The MultiClusterService defines the Service to be created in the Kubernetes clusters. The important parts are: HTTP2 application protocol and the definition for the BackendConfig. The target port is the ssl_port of the ESP container.

apiVersion: networking.gke.io/v1beta1
kind: MultiClusterService
metadata:
  name: session-scheduler-svc
  annotations:
    beta.cloud.google.com/backend-config: '{"ports": {"ssl":"session-scheduler-svc-backend"}}'
    networking.gke.io/app-protocols: '{"ssl":"HTTP2"}'
spec:
  template:
    spec:
      selector:
        app: session-scheduler
      ports:
      - name: ssl
        protocol: TCP
        port: 443
        targetPort: 443

The BackendConfig is used to define the health check endpoint. Note that we use the HTTPS endpoint of the ESP container, which serves both gRPC and the transcoded HTTP Health endpoint.
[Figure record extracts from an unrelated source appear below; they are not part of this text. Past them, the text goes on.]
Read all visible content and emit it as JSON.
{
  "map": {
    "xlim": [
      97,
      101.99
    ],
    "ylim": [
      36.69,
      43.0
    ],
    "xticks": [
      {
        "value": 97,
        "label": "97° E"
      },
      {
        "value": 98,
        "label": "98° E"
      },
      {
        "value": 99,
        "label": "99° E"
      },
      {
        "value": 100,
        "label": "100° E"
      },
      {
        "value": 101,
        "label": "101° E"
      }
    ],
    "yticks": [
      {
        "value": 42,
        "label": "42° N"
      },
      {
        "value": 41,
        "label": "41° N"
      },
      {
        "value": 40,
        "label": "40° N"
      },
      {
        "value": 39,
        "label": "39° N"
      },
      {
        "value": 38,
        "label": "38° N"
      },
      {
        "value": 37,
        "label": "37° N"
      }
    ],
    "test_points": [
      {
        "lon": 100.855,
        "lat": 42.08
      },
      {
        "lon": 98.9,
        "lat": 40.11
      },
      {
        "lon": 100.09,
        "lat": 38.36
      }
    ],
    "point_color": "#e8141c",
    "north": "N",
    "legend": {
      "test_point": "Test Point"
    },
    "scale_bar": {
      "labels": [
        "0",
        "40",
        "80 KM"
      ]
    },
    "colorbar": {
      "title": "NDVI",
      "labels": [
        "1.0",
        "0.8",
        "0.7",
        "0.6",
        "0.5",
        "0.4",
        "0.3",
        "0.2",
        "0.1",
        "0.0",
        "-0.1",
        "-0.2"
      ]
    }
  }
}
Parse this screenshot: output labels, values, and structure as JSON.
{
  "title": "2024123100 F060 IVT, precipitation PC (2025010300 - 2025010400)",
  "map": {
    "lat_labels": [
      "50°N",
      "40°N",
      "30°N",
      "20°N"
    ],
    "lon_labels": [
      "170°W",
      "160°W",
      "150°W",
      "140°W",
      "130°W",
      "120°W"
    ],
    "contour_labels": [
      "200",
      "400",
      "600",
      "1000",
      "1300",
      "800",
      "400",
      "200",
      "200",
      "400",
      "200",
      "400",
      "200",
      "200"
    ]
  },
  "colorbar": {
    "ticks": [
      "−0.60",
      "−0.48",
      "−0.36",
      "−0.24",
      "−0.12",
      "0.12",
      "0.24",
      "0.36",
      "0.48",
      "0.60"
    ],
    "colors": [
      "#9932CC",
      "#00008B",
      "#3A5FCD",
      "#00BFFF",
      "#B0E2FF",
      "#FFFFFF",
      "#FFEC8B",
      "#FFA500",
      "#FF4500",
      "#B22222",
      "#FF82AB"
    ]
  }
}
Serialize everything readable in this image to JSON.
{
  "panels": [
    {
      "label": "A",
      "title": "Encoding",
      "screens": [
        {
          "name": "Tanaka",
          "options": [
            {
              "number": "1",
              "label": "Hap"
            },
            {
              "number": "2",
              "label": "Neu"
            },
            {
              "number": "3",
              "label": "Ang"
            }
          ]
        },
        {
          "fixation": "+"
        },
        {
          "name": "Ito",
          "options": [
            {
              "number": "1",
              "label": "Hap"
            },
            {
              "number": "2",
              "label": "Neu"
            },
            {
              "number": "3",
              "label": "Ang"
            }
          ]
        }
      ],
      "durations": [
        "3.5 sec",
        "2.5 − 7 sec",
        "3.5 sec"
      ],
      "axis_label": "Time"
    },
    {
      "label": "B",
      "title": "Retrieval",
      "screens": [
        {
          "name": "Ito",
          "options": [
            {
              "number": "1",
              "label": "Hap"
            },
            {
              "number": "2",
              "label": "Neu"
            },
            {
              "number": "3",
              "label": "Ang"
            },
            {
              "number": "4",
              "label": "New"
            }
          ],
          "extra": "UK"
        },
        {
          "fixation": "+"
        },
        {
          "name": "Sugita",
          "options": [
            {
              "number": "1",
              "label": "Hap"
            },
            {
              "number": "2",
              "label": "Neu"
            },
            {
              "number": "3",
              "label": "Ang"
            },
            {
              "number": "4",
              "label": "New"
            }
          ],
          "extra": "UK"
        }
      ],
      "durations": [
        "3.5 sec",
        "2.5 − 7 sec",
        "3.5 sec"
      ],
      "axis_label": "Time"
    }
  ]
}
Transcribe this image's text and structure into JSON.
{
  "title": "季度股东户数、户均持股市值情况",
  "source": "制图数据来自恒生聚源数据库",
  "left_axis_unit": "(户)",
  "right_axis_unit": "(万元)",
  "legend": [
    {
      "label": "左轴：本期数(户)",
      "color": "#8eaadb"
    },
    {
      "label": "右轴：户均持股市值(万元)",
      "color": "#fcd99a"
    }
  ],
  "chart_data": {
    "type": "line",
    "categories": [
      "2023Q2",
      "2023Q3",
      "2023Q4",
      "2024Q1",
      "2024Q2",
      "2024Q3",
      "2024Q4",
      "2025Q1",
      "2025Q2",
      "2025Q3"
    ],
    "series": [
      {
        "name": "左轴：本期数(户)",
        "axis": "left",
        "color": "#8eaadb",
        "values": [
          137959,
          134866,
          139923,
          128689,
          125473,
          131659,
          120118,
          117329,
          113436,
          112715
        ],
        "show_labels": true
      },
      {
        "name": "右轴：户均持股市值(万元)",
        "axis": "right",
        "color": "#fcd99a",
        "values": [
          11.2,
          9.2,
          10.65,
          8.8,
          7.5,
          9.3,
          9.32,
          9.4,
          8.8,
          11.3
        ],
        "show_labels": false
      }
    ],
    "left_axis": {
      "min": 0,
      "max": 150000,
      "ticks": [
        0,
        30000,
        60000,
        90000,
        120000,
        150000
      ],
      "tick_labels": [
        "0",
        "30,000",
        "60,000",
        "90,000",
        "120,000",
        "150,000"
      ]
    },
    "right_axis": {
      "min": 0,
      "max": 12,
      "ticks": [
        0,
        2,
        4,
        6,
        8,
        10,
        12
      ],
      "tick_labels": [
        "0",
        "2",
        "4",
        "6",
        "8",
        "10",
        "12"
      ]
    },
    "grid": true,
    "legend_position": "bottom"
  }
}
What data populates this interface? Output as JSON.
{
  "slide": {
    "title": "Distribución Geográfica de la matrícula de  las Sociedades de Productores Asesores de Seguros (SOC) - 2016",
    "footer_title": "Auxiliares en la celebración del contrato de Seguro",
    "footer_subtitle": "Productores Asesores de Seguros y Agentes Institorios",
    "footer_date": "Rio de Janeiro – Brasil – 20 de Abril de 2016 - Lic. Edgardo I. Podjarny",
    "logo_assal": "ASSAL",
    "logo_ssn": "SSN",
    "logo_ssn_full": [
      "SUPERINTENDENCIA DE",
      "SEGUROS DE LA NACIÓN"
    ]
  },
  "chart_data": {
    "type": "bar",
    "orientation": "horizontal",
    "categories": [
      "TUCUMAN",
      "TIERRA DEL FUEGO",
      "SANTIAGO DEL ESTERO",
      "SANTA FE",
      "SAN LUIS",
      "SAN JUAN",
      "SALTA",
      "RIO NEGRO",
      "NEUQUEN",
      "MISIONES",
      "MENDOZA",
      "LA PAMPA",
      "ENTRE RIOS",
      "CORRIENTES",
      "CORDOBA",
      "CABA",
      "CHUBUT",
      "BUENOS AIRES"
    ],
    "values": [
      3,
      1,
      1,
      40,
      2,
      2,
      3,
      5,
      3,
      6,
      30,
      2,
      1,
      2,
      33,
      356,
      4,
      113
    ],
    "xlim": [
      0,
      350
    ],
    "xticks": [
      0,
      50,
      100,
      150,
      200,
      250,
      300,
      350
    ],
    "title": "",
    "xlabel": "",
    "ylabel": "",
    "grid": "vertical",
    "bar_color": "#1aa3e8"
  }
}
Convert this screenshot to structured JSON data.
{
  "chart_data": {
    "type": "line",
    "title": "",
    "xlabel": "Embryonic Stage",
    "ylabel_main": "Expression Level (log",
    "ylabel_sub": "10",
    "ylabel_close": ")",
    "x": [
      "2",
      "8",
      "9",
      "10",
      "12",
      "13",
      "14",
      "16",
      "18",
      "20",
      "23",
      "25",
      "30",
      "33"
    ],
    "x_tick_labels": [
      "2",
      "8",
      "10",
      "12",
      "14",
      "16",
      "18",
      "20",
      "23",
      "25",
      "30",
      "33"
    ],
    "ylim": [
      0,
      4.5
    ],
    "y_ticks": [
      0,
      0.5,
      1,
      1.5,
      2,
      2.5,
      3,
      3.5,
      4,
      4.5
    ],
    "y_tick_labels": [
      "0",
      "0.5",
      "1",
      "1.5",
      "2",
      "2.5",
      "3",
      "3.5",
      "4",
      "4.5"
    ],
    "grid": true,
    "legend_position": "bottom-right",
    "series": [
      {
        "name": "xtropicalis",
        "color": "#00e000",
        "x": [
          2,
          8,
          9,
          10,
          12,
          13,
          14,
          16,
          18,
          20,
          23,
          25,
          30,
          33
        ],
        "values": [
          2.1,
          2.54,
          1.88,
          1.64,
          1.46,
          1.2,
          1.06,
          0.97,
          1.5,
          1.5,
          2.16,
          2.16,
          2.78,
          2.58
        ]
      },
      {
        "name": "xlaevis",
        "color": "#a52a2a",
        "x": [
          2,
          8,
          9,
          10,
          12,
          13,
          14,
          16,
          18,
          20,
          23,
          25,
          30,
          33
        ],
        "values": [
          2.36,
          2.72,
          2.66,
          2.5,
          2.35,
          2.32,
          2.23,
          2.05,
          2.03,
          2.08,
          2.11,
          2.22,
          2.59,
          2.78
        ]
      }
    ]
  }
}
apiVersion: cloud.google.com/v1beta1
kind: BackendConfig
metadata:
  name: session-scheduler-svc-backend
spec:
  healthCheck:
    requestPath: /v1/health
    type: HTTPS

After applying these two constructs in the Golden Cluster, check the status until the load balancer is created.

Conclusions

In the early stages of your application, using a single GKE Cluster in a specific region is probably sufficient. But when you need to increase performance and/or availability of your service, you should consider expanding to many clusters and regions.

Ingress for Anthos product makes this move pretty straightforward after you figure out the Health Check strategy for gRPC. The trick is to use the ssl_port of the ESP container.